Ukraine annexation votes end as Russia mobilizes exodus


© Reuters. A woman says goodbye to a partially deployed reserve soldier, before he departs for a military base, in the city of Bataysk, Rostov region, Russia September 26, 2022. REUTERS / Sergey Pivovarov


By Tom Balmforth

KYIV, Ukraine (Reuters) – Russia-organized referendums that could lead to the annexation of 15% of Ukraine’s territory will end on Tuesday as the Kremlin says it has not made a decision on the shutdown border was the first mobilization since the Second World War that caused some to flee.

Voting in the eastern and southeastern Ukrainian provinces of Luhansk, Donetsk, Kherson and Zaporizhzhia began on Friday and has been dismissed by Western nations as a sham, which has pledged not to recognize the results. .

In Russia, the call for some 300,000 reservists led to the first prolonged protest since the invasion began, with a monitoring group estimating at least 2,000 people have been arrested so far. Any public criticism of Russia’s “special military operations” is prohibited.

Flights out of Russia have sold out and cars have blocked border checkpoints, with reports of 48-hour queues at the only land border to Georgia, a rare pro-Western neighbour. allows Russian citizens to enter without a visa.

Asked about the prospect of the border being closed, Kremlin spokesman Dmitry Peskov told reporters on Monday: “I don’t know anything about this. At the moment, no decision has been made.”

Russia counts millions of former conscripts as full-fledged reservists. Authorities have not yet determined exactly who will be called up, as part of President Vladimir Putin’s order has been classified.

The mobilization has also seen the first sustained criticism of authorities in the state-controlled media since the war began.

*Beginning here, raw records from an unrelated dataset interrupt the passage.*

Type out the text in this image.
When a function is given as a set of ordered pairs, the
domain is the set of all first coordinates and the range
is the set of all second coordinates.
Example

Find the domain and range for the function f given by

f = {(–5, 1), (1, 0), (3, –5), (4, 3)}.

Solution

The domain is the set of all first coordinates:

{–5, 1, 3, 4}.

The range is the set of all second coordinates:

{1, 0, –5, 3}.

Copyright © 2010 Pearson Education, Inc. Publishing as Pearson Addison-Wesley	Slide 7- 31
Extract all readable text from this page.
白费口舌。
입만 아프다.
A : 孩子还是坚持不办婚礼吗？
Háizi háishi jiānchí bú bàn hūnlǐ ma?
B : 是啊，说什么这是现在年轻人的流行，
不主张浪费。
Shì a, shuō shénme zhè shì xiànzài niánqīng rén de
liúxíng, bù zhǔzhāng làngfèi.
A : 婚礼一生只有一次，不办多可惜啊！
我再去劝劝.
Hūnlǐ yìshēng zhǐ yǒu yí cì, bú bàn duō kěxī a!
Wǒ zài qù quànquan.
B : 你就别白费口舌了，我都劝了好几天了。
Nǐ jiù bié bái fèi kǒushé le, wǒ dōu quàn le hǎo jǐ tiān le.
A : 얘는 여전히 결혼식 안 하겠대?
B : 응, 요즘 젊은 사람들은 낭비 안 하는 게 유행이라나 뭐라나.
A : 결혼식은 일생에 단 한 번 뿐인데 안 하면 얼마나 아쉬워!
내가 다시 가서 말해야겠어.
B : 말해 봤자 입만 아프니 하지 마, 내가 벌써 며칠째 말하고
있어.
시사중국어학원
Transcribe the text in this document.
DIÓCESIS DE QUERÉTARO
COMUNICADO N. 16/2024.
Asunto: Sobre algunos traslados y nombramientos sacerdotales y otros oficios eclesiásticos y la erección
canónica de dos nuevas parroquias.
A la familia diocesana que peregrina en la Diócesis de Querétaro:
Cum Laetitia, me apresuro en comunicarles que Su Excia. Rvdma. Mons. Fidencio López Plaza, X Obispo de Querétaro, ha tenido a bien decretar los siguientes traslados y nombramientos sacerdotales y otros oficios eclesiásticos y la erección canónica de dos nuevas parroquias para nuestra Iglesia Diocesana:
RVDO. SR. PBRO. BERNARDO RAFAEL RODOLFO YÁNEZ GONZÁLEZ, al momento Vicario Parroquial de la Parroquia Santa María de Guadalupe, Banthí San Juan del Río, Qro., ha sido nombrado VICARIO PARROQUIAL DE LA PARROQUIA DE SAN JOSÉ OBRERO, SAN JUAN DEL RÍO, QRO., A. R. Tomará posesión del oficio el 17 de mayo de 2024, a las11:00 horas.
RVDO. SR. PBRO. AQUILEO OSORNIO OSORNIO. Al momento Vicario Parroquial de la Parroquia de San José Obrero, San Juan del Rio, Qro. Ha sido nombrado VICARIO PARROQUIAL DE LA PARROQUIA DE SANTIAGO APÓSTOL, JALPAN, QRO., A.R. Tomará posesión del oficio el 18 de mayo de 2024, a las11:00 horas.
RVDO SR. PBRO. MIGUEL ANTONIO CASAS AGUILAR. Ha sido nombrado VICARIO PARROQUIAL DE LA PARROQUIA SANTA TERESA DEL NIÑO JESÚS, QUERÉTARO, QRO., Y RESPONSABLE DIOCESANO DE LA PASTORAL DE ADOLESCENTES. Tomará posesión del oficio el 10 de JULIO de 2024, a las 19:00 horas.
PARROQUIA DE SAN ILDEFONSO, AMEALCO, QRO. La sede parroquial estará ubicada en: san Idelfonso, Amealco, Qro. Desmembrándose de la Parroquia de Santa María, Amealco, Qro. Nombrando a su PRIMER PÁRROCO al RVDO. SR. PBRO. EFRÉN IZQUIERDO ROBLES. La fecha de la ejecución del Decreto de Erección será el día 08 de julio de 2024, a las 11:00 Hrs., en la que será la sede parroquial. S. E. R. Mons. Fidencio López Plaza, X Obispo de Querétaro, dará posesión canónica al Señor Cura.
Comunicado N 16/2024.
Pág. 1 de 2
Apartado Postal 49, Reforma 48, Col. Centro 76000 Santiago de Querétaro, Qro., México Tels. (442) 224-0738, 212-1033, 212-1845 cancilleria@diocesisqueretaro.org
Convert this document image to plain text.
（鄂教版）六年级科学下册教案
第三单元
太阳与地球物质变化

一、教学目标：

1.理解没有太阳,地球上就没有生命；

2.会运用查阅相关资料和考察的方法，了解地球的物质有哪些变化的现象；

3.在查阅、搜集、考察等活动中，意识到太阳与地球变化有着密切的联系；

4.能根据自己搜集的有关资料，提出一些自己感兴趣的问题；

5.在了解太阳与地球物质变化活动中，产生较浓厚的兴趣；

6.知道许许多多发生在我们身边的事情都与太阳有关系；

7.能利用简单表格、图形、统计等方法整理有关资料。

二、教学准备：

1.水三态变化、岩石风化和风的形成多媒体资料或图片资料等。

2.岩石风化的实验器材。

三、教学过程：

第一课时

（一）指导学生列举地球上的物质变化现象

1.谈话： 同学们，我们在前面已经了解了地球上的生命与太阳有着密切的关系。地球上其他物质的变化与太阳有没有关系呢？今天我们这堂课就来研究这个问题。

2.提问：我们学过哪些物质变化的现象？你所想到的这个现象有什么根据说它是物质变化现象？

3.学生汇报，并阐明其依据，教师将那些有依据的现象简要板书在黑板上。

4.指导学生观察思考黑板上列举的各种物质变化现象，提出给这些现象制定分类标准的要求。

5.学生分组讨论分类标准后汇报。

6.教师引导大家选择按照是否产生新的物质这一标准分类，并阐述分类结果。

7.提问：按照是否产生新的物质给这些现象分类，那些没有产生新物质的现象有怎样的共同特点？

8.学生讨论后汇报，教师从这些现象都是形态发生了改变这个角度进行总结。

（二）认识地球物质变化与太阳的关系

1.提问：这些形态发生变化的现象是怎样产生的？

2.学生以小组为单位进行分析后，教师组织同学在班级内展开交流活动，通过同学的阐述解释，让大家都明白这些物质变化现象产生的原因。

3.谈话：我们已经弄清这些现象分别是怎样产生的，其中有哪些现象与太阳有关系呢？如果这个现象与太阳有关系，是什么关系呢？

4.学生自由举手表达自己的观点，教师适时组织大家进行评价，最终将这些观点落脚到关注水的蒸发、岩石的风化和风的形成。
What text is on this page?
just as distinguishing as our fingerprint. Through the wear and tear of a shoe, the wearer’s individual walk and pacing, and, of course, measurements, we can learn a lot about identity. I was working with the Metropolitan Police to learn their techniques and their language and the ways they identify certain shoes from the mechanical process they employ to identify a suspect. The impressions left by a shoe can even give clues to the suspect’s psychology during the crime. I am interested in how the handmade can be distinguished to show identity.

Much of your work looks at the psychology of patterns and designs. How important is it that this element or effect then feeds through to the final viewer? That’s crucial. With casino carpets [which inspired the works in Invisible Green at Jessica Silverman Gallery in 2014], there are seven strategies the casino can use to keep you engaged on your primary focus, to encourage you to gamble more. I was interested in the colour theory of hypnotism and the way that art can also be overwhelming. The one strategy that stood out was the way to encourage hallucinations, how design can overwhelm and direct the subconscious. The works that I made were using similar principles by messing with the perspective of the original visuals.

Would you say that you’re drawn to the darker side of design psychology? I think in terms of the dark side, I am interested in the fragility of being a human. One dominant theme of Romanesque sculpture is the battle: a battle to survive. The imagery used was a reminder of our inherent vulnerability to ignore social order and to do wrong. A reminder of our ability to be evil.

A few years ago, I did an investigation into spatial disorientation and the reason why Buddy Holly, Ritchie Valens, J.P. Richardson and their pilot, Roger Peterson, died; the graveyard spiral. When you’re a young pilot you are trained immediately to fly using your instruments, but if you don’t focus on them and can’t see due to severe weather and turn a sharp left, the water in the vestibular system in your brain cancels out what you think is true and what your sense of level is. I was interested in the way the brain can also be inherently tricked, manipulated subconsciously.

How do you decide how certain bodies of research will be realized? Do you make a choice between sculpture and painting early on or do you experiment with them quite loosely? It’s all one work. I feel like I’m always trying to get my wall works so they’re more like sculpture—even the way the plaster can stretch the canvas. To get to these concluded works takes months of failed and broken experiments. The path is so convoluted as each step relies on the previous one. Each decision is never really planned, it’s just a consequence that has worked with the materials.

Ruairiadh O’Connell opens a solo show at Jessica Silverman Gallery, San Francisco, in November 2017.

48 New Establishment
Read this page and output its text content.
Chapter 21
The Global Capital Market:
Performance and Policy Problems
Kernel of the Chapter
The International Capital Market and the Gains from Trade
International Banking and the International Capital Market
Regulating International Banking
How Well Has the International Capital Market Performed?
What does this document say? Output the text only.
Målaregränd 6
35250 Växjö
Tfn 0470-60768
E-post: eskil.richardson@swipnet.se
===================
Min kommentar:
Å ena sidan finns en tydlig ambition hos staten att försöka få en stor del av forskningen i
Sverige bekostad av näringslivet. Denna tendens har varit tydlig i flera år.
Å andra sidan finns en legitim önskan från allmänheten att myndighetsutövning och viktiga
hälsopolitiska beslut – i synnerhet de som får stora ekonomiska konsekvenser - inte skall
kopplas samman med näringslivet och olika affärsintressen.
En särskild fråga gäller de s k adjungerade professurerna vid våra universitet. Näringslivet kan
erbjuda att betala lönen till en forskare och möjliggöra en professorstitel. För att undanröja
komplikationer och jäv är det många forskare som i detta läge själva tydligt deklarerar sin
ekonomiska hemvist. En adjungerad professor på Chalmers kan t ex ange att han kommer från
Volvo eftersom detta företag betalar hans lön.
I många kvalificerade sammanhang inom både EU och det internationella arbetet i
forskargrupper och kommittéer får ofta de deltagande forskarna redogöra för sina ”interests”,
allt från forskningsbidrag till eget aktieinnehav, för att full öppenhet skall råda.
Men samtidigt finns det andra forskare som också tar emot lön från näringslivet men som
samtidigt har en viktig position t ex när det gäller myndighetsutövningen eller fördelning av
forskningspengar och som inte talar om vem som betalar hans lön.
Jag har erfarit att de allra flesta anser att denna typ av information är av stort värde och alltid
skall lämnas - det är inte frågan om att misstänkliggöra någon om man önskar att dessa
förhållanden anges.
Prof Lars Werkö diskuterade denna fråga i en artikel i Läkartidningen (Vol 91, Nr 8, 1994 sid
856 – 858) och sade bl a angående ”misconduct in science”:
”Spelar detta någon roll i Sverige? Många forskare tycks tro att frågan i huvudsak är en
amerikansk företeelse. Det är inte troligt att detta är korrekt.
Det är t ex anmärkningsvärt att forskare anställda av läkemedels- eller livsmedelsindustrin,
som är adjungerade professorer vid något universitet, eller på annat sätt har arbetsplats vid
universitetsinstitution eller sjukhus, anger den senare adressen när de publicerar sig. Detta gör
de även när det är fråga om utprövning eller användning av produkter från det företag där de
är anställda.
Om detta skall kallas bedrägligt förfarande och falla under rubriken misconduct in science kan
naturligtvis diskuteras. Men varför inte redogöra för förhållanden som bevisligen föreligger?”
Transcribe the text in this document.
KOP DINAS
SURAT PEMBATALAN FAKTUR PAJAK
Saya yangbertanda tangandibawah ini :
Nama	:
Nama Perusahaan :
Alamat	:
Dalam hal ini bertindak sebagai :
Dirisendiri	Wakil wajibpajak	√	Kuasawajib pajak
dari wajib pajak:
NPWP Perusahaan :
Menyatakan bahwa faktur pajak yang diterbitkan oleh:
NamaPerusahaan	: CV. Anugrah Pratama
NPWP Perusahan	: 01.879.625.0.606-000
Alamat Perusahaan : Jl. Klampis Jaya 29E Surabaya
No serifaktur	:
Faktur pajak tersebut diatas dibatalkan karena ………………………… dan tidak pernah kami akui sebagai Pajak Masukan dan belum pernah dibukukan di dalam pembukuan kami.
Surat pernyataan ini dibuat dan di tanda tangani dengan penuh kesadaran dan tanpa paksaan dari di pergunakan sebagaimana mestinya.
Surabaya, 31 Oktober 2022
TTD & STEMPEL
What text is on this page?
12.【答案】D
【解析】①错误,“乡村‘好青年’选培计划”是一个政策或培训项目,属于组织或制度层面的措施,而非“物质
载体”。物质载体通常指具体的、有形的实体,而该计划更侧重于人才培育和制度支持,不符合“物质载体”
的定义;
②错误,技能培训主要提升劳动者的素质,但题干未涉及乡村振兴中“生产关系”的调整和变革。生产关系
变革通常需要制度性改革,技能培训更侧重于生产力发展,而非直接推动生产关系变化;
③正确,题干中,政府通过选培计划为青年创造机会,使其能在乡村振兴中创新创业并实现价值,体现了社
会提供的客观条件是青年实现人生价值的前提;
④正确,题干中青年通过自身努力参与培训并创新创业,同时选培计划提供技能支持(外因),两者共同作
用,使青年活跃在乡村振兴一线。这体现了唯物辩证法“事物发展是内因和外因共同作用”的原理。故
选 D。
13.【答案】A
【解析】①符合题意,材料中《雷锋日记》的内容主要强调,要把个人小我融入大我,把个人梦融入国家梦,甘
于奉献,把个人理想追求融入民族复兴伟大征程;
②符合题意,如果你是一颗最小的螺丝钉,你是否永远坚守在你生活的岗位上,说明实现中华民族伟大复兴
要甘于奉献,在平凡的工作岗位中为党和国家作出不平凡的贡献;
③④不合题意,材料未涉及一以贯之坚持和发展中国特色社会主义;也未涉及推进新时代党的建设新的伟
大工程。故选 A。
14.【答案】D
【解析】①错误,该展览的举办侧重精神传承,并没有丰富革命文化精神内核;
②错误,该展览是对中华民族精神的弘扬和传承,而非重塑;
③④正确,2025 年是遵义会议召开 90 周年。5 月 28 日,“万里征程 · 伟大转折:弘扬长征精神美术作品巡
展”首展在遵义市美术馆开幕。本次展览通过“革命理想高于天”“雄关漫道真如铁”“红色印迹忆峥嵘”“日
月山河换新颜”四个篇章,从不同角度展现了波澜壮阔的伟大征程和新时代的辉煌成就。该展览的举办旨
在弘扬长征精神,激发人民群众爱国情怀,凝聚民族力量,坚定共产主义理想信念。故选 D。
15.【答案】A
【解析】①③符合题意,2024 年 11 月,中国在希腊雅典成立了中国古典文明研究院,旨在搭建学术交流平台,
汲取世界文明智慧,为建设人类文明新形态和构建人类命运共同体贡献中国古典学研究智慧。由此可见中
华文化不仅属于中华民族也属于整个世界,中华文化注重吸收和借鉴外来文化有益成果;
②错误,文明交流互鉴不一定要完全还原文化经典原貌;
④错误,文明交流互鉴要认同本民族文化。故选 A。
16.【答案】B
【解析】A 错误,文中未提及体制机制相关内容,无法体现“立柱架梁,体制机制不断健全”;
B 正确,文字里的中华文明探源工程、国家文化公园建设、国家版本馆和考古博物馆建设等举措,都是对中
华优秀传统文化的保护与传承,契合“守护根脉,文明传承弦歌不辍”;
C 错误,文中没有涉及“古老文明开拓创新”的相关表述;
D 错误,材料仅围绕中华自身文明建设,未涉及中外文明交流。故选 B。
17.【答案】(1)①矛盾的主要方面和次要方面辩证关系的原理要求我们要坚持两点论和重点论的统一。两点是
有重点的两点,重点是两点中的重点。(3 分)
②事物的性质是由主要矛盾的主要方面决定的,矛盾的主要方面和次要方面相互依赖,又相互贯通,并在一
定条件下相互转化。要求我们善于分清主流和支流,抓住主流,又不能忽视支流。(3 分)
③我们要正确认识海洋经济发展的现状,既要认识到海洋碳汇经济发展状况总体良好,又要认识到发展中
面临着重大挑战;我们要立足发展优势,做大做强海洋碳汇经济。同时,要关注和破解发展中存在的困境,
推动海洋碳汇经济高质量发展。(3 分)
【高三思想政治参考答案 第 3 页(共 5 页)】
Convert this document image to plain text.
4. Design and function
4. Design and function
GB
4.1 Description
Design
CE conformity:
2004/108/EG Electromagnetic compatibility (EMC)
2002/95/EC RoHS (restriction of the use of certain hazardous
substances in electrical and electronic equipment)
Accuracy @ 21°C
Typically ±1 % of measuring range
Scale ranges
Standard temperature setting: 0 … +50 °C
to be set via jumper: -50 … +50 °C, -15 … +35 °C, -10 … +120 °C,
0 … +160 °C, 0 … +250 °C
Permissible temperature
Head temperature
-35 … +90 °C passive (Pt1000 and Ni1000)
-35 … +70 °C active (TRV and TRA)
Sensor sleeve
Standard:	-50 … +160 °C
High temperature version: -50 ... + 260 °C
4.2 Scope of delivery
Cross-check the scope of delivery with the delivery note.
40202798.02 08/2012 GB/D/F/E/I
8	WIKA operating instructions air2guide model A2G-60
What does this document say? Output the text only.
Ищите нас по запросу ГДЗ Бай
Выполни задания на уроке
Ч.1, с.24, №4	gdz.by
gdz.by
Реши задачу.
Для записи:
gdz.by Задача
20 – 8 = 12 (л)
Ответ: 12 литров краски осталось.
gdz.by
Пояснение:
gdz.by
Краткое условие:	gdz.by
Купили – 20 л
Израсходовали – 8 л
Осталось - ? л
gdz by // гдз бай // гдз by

But Sergei Tsekov, a senior lawmaker representing Russia’s annexed Crimea in the Russian Senate, told RIA news agency: “All people of military age should be banned from going abroad in the current situation. .”

Two exile news sites – Meduza and Novaya Gazeta Europe – both reported that authorities were planning to ban the men from leaving the country, citing unidentified officials.

Moscow has said it wants to rid Ukraine of nationalists and protect Russian-speaking communities. Kyiv and the West describe Russia’s actions as a gratuitous war of aggression.


Late on Monday, Ukrainian President Volodymyr Zelenskiy described the military situation in Donetsk – one of four regions where voting is taking place – as difficult.

“The situation … is particularly dire,” he said. “We are doing everything we can to contain enemy activity. This is our number one goal right now because Donbas is still the number one target of the occupiers,” referring to the much larger area. including Donetsk and Luhansk.

Last week, in what appeared to be orchestrated requests, Russian-backed officials there and in other regions the size of Portugal lined up to demand a referendum on joining Russia.

The self-proclaimed Donetsk and Luhansk People’s Republics, recognized by Putin as independent shortly before the invasion, and Russian-installed officials in the Kherson and Zaporizhzhia regions asked for a vote.

Over the weekend, Russian Foreign Minister Sergei Lavrov said Russia would defend any territories it annexed by using any weapon in its arsenal.

US National Security Adviser Jake Sullivan on Sunday said the US would respond “definitively” to any use of nuclear weapons by Russia and has told Moscow “exactly that”. what does it mean”.

Asked about Sullivan’s comments, Kremlin spokesman Peskov said on Monday: “There are channels of dialogue at the appropriate level, but they are very sporadic in nature. At least they allow for a one-to-one exchange. urgent messages about each other’s positions.”

Moves to annex parts of Ukraine could happen quickly.

TASS news agency last week quoted an unnamed Duma source as saying the meeting room could debate a bill on the consolidation of parts of Ukraine on Thursday, while RIA Novosti previously said Putin has may prepare to give a formal speech to an extraordinary joint session of both. home on Friday.

None of the provinces mentioned are fully under Moscow’s control and skirmishes have been fought along the entire front, with Ukrainian forces reporting more progress since their arrival. sent Russian troops to the fifth province, Kharkiv, earlier this month.

The exiled mayor of Russian-controlled Melitopol in the Zaporizhzhia region accused Russia of forcibly recruiting Ukrainian men from the occupied regions into its armed forces and denounced the referendum as “sham”. and is a farce.”

Ukraine’s Luhansk Governor Serhiy Gaidai said Russian-backed officials were carrying ballot boxes door-to-door, accompanied by security officials, and that people’s names would be taken down if they did not vote as requested.

Even Russia’s traditional allies such as Serbia and Kazakhstan have said they will not recognize the annexation votes.

Moscow says voting is voluntary and turnout is high. When they held a referendum in Crimea after occupying that peninsula in 2014, they claimed 97% of the people voted for annexation.